Comment by crdrost

The enum idea is often wise; also: for just an example that has probably occurred a hundred thousand times across the world in various businesses...

Original design: store a row that needs to be reported to someone, with an is_reported column that is boolean.

Problem: one day for whatever reason the ReporterService turns out to need to run two of these in parallel. Maybe it's that the reporting is the last step after ingestion in a single service and we need to ingest in parallel. Maybe it's that there are too many reports to different people and the reports themselves are parallelizable (grab 5 clients, grab unreported rows that foreign key to them, report those rows... whoops sometimes two processes choose the same client!)... Maybe it's just that these are run in Kubernetes and if the report happens when you're rolling pods then the request gets retried by both the dying pod and the new pod.

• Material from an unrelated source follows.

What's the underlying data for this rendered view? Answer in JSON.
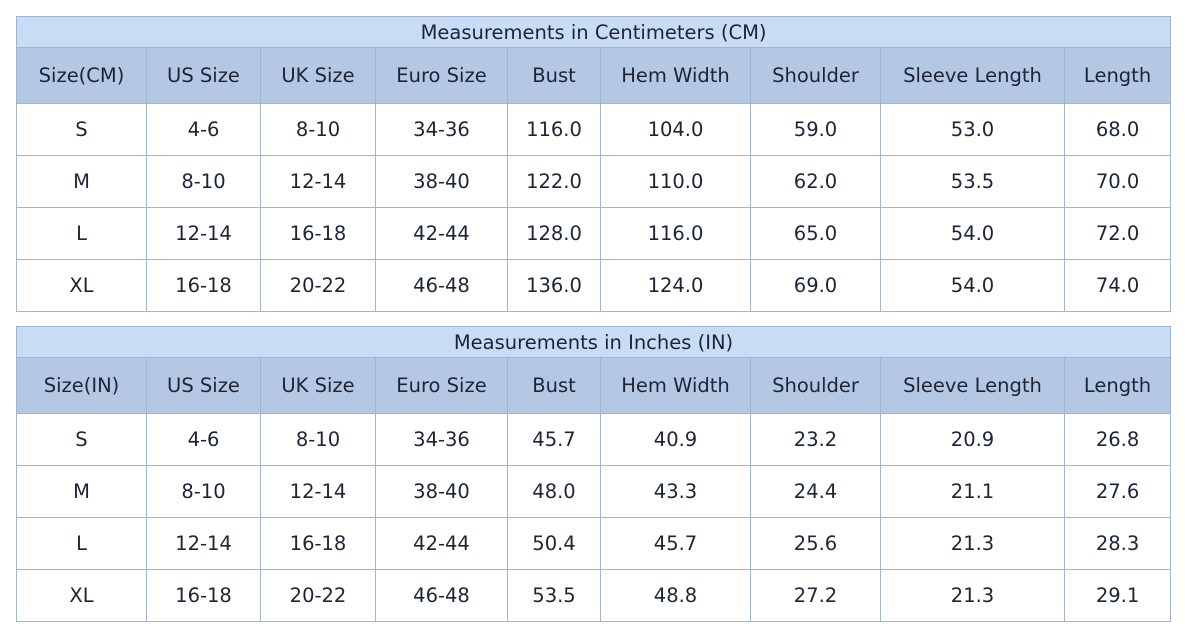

Alternative to boolean: unreported and reported records both live in the `foo` table and then a trigger puts a row for any new Foos into the `foo_unreported` table. This table can now store a lock timestamp, a locker UUID, and denormalize any columns you need (client_id) to select them. The reporter UPDATEs a bunch of rows reserving them, SELECTs whatever it has successfully reserved, reports them, then DELETEs them. It reserves rows where the lock timestamp IS NULL or is less than now minus 5 minutes, and the Reporter itself runs with a 5 minute timeout. The DB will do the barest amount of locking to make sure that two UPDATES don't conflict, there is no risk of deadlock, and the Boolean has turned into whether something exists in a set or not.

A similar trick is used in the classic Python talk “Stop Writing Classes” by @jackdied where a version of The Game of Life is optimized by saying that instead of holding a big 2D array of true/false booleans on a finite gameboard, we'll hold an infinite gameboard with a set of (x,y) pairs of living cells which will internally be backed by a hashmap.